Lacking any forensic evidence or eyewitness accounts of years-old allegations, the case hinged heavily on the stories and credibility of the four women at the center of the charges.
The women’s stories echoed the allegations of dozens of others who have emerged since Weinstein became a #MeToo lightning rod starting with stories in the New York Times in 2017. A movie about that reporting, “She Said,” was released during the trial, and jurors were repeatedly warned not to see it.
It was the defense that made #MeToo an issue during the trial, however, emphasizing that none of the four women went to the authorities until after the movement made Weinstein a target.
Defense lawyers said two of the women — including the one he would be found guilty of raping — were entirely lying about their encounters with Weinstein. They said the other two had “100% consensual” sexual interactions that they later reframed.
Defense attorneys said during the trial that if Siebel Newsom hadn’t reached her later prominence she would be “just another bimbo who slept with Harvey Weinstein to get ahead in Hollywood.”
“Regret is not the same thing as rape,” Weinstein attorney Alan Jackson said in his closing argument.
He urged jurors to look past the the women’s emotional testimony and focus on the factual evidence.
“‘Believe us because we’re mad, believe us because we cried,’” Jackson said jurors were being asked to do. “Well, fury does not make fact. And tears do not make truth.”
All the women involved in the charges went by Jane Doe in court. The Associated Press does not typically name people who say they have been sexually abused unless they come forward publicly or agree to be named through their attorneys, as the women named here did.
Prosecutors called 40 other witnesses in an attempt to give context and corroboration to those stories. Four were other women who were not part of the charges but testified that Weinstein raped or sexually assaulted them. They were brought to the stand to establish a pattern of sexual predation.
Weinstein beat four other felony charges before the trial even ended when prosecutors said a woman he was charged with raping twice and sexually assaulting twice would not appear to testify.
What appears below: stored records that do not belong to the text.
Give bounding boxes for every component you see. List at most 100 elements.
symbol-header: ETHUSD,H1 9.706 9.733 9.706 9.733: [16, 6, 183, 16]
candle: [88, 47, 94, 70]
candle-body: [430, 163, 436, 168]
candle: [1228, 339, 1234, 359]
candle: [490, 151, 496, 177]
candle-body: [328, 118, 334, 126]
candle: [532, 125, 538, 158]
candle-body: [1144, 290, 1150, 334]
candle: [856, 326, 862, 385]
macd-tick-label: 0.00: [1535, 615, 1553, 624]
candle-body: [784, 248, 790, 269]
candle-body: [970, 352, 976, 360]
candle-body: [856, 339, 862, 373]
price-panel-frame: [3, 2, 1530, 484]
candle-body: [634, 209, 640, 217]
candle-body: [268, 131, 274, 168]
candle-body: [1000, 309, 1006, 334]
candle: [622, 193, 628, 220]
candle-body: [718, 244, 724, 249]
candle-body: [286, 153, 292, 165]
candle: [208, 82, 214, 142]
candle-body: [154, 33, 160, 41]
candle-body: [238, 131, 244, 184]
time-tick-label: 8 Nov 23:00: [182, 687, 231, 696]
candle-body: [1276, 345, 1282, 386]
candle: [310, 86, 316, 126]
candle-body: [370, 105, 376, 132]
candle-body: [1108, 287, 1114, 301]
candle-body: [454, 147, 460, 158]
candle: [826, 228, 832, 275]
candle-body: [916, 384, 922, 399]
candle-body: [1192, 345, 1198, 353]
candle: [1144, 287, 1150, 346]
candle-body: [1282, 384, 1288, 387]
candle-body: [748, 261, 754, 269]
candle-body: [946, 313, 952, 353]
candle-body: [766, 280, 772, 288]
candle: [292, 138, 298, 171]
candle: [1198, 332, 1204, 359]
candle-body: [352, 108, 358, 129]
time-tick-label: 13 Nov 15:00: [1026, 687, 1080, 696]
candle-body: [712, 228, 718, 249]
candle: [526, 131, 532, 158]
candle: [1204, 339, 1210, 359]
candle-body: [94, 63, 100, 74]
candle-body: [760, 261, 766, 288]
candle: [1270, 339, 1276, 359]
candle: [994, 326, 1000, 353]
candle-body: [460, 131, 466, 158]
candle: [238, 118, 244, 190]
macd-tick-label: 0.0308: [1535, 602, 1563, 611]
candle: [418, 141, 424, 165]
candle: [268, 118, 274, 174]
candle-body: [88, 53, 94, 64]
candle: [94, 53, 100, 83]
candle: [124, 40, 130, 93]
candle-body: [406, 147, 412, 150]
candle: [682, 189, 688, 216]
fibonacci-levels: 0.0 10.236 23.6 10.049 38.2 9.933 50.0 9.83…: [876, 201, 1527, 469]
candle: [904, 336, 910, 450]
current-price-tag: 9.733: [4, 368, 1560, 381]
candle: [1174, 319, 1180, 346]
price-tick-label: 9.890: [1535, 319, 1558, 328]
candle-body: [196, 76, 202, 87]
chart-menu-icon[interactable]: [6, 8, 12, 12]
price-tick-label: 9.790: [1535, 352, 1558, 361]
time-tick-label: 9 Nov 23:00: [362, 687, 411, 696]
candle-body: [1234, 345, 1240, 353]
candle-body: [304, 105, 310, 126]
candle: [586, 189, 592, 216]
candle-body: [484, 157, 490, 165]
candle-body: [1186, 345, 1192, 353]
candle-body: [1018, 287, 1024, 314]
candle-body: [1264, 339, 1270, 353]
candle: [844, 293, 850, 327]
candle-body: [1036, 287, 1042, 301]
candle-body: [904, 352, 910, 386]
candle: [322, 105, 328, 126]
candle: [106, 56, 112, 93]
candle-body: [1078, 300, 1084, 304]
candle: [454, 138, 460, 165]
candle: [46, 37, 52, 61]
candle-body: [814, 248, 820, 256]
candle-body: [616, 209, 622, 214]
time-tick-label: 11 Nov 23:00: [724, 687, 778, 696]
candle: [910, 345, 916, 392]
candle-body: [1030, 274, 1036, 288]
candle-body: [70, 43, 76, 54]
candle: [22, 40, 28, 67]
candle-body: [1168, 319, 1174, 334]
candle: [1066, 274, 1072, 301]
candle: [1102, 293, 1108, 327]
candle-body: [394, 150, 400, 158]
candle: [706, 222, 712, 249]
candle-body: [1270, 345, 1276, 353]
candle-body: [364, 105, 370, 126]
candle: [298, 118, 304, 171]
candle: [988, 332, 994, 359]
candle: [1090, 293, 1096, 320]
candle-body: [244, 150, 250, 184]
They declined to give a reason. Judge Lisa Lench dismissed those charges.
Weinstein’s latest conviction hands a victory to victims of sexual misconduct of famous men in the wake of some legal setbacks, including the dismissal of Bill Cosby’s conviction last year. The rape trial of “That ’70s Show” actor Danny Masterson, held simultaneously and just down the hall from Weinstein’s, ended in a mistrial. And actor Kevin Spacey was victorious at a sexual battery civil trial in New York last month.
Weinstein’s New York conviction survived an initial appeal, but the case is set to be heard by the state’s highest court next year. The California conviction, also likely to be appealed, means he will not walk free even if the East Coast conviction is thrown out.